Second, the labor market needs to be reformed. Labor unions currently premise their activities on a lifetime employment system. While companies compete in hiring new graduates under this system, the position of the company becomes far stronger than that of employees once they are hired. This interferes with corporate acceptance of demands for wage increases. To resolve this situation, it will be necessary to expand the flexibility of the labor market and to use the power of the market to strengthen employees’ bargaining power. If companies compete in hiring beyond new graduates, they are likely to offer the human resources they need wages suitable for the level of contribution they expect.
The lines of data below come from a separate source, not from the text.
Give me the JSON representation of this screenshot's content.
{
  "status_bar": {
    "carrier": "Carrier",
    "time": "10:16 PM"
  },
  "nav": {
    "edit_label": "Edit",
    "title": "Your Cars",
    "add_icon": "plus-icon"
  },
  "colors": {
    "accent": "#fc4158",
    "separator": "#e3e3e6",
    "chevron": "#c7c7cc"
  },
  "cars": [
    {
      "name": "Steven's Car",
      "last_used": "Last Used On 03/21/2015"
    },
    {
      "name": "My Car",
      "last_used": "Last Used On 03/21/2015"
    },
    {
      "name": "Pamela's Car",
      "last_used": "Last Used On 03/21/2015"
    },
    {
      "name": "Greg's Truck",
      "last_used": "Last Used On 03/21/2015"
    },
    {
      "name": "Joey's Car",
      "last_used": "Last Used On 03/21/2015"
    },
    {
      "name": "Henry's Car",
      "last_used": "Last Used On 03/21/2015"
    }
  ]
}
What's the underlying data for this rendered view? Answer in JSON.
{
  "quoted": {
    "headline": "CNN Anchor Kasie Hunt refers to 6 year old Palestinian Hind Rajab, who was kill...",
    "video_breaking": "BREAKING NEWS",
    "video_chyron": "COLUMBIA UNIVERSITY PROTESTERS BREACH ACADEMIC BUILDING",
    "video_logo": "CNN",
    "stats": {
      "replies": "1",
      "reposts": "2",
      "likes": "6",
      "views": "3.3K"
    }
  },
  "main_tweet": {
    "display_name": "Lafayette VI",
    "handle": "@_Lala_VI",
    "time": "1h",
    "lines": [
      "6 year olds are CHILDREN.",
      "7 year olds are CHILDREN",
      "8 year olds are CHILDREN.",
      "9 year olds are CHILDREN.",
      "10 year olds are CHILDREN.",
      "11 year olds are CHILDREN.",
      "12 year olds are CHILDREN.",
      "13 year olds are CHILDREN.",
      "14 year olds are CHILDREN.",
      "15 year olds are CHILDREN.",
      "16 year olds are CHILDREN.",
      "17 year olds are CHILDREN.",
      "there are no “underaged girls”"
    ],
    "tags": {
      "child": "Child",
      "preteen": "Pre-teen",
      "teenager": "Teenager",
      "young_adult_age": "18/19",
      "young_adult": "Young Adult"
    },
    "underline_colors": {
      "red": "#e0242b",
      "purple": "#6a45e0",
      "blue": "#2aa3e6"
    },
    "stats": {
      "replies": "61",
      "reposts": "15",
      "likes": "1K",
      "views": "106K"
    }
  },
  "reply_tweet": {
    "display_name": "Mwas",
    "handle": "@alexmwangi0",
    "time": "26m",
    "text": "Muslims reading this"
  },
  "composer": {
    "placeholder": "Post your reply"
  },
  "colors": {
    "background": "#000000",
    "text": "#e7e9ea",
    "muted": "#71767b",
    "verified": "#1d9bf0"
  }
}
Increasing the flexibility of the labor market is likely to profoundly affect the employment system. Should job switching increase, this will mean an end to lifetime employment. If wages are determined by how much employees contribute to the company, the seniority-based wage system must also change. Companies are also no longer likely to offer in-house training from a long-term perspective. These changes will also require changes to labor unions organized around individual companies.

It will not be easy to reform the employment system in a major way. There is, however, no alternative than to make bold reforms if the sluggishness of wage increases is to be ended.

(Originally published in Japanese. Banner photo: President Yoshino Tomoko, at center, and others of the Japanese Trade Union Confederation rallying union members at a Chiyoda, Tokyo, assembly for the 2023 spring wage offensive on March 7, 2023. © Jiji.)